Germain began by launching Midwest Scrapbook on eBay, reselling supplies she purchased locally out of her home. Ten years later, she now buys directly from manufacturers via a fulfillment center that stocks and ships her products around the world. “I’ve gone from ten items in my basement to 120,000 products in stock at my fulfillment center,” she said.
Initially, German didn’t even open her eBay store to foreign buyers, thinking the hassle outweighed the opportunities. After receiving requests from international consumers, she began her global journey by selling to customers in Canada, the United Kingdom, and Australia. After getting a firm grasp on the customs clearance process for those three countries, she opened her eBay store to other countries. Today, Midwest Scrapbook sells to customers in 73 countries worldwide, and international sales account for 20 percent of the business.
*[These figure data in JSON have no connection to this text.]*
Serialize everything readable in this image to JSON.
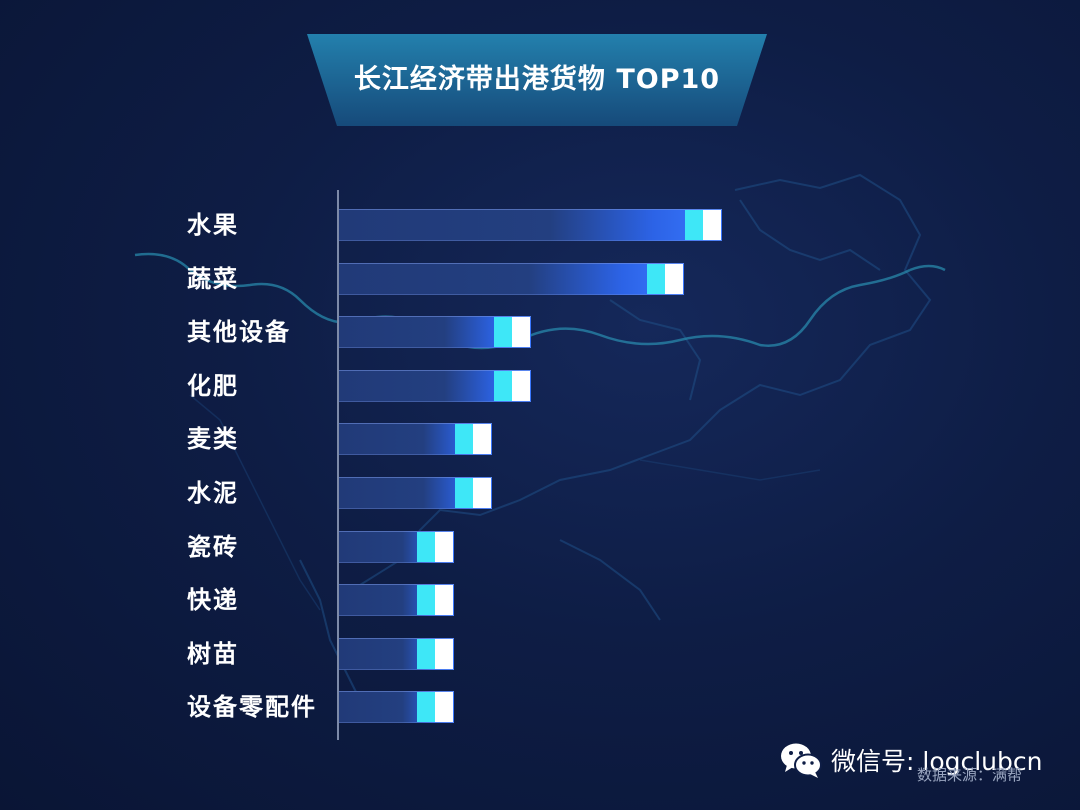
{
  "chart_data": {
    "type": "bar",
    "orientation": "horizontal",
    "title": "长江经济带出港货物 TOP10",
    "categories": [
      "水果",
      "蔬菜",
      "其他设备",
      "化肥",
      "麦类",
      "水泥",
      "瓷砖",
      "快递",
      "树苗",
      "设备零配件"
    ],
    "values": [
      10,
      9,
      5,
      5,
      4,
      4,
      3,
      3,
      3,
      3
    ],
    "xlim": [
      0,
      10
    ],
    "grid": false,
    "legend": "none"
  },
  "footer": {
    "wechat_label": "微信号: logclubcn",
    "source": "数据来源：满帮"
  },
  "colors": {
    "background": "#0e1d45",
    "bar_base": "#233f80",
    "bar_highlight": "#3a78ff",
    "cap_cyan": "#3ee7f7",
    "cap_white": "#ffffff",
    "title_banner": "#1e6f9c"
  },
  "icons": {
    "wechat": "wechat-logo-icon"
  }
}
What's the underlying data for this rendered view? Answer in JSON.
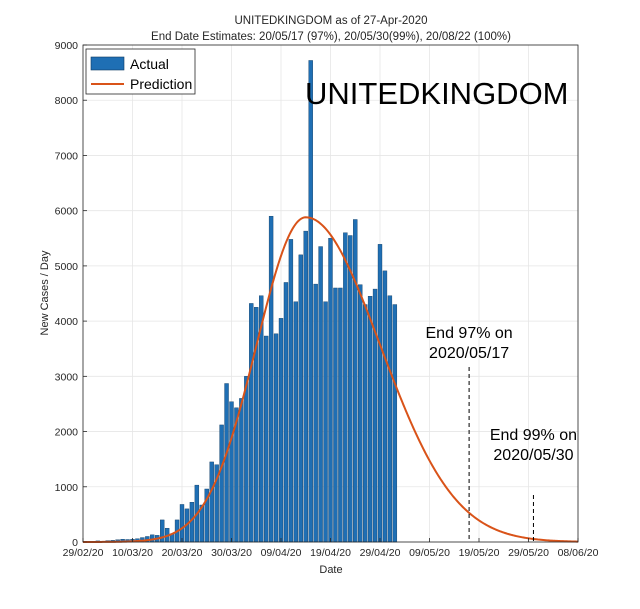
{
  "chart_data": {
    "type": "bar",
    "title": "UNITEDKINGDOM as of 27-Apr-2020",
    "subtitle": "End Date Estimates: 20/05/17 (97%), 20/05/30(99%), 20/08/22 (100%)",
    "country_label": "UNITEDKINGDOM",
    "xlabel": "Date",
    "ylabel": "New Cases / Day",
    "ylim": [
      0,
      9000
    ],
    "yticks": [
      0,
      1000,
      2000,
      3000,
      4000,
      5000,
      6000,
      7000,
      8000,
      9000
    ],
    "xlim": [
      "2020-02-29",
      "2020-06-08"
    ],
    "xticks": [
      "29/02/20",
      "10/03/20",
      "20/03/20",
      "30/03/20",
      "09/04/20",
      "19/04/20",
      "29/04/20",
      "09/05/20",
      "19/05/20",
      "29/05/20",
      "08/06/20"
    ],
    "grid": true,
    "legend": {
      "position": "top-left",
      "entries": [
        "Actual",
        "Prediction"
      ]
    },
    "series": [
      {
        "name": "Actual",
        "type": "bar",
        "color": "#1f6fb4",
        "x_start": "2020-03-01",
        "values": [
          0,
          10,
          20,
          15,
          25,
          30,
          40,
          50,
          45,
          50,
          60,
          80,
          100,
          130,
          120,
          400,
          250,
          150,
          400,
          680,
          600,
          720,
          1030,
          670,
          960,
          1450,
          1400,
          2120,
          2870,
          2540,
          2430,
          2600,
          3000,
          4320,
          4250,
          4460,
          3730,
          5900,
          3770,
          4050,
          4700,
          5480,
          4350,
          5200,
          5630,
          8720,
          4670,
          5350,
          4350,
          5500,
          4600,
          4600,
          5600,
          5550,
          5840,
          4660,
          4300,
          4450,
          4580,
          5390,
          4910,
          4460,
          4300
        ]
      },
      {
        "name": "Prediction",
        "type": "line",
        "color": "#d95319",
        "model": {
          "peak_date": "2020-04-14",
          "peak_value": 5880,
          "sigma_before_days": 9.94,
          "sigma_after_days": 15.03
        }
      }
    ],
    "annotations": [
      {
        "date": "2020-05-17",
        "line1": "End 97% on",
        "line2": "2020/05/17"
      },
      {
        "date": "2020-05-30",
        "line1": "End 99% on",
        "line2": "2020/05/30"
      }
    ]
  }
}
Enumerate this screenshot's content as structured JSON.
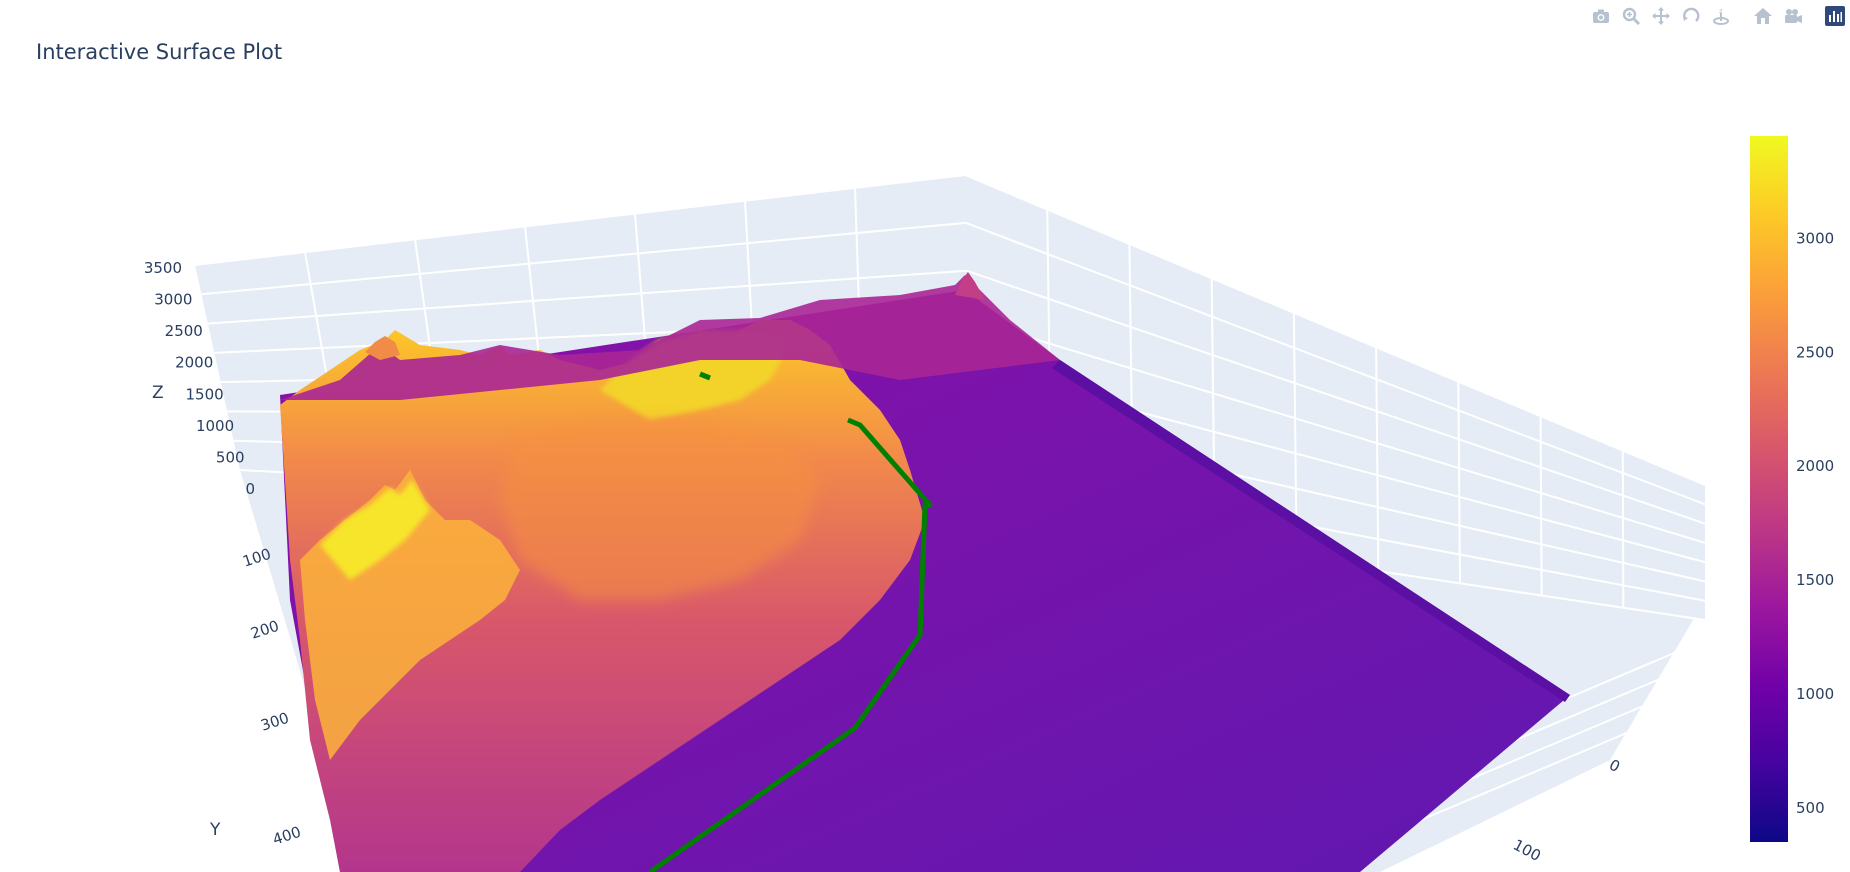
{
  "title": "Interactive Surface Plot",
  "modebar": {
    "buttons": [
      {
        "name": "camera-icon"
      },
      {
        "name": "zoom-icon"
      },
      {
        "name": "pan-icon"
      },
      {
        "name": "orbit-icon"
      },
      {
        "name": "turntable-icon"
      },
      {
        "name": "home-icon"
      },
      {
        "name": "video-camera-icon"
      },
      {
        "name": "plotly-logo-icon"
      }
    ]
  },
  "chart_data": {
    "type": "surface",
    "title": "Interactive Surface Plot",
    "colorscale": [
      "#0d0887",
      "#46039f",
      "#7201a8",
      "#9c179e",
      "#bd3786",
      "#d8576b",
      "#ed7953",
      "#fb9f3a",
      "#fdca26",
      "#f0f921"
    ],
    "axes": {
      "x": {
        "title": "",
        "ticks": [
          "0",
          "100"
        ]
      },
      "y": {
        "title": "Y",
        "ticks": [
          "100",
          "200",
          "300",
          "400"
        ]
      },
      "z": {
        "title": "Z",
        "ticks": [
          "0",
          "500",
          "1000",
          "1500",
          "2000",
          "2500",
          "3000",
          "3500"
        ],
        "range": [
          0,
          3500
        ]
      }
    },
    "colorbar": {
      "range": [
        350,
        3450
      ],
      "ticks": [
        500,
        1000,
        1500,
        2000,
        2500,
        3000
      ]
    },
    "series": [
      {
        "kind": "surface"
      },
      {
        "kind": "line",
        "color": "#008000"
      }
    ],
    "background_color": "#e5ecf6",
    "grid": true
  }
}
While she said she valued the chance to participate in the global marketplace, she was frustrated by some of the challenges. “There are certain countries that you know will require a minimum of three weeks [for a package to reach a customer], and that’s if nobody’s on strike and there are no national holidays and it’s not during the summer.”
Germain also highlighted the difficulties e-commerce businesses like hers face handling international returns. “Even if the customer pays the return shipping, the paperwork and obstacles at the border are not worth the hassle on either end.”
Germain credited eBay, PayPal and Stripe for helping to kickstart her business. She also noted that she took advantage of the business advice that eBay provided early on in her journey, which she applied as she launched her own e-commerce website and became a multichannel retailer.
Germain observed that trade agreements can help micro-businesses like hers: “I think the TPP could very positively impact my business,” pointing to key issues she expects the agreement to address, such as improving international returns and raising de minimis levels as “things that will help my business.”
“I do hear somewhat regularly, ‘I’d love to place this large order but the shipping is just too complicated,’ or ‘the customs are just too high’ so anything that we can do to make it easier for international customers to purchase can only benefit all parties,” she added.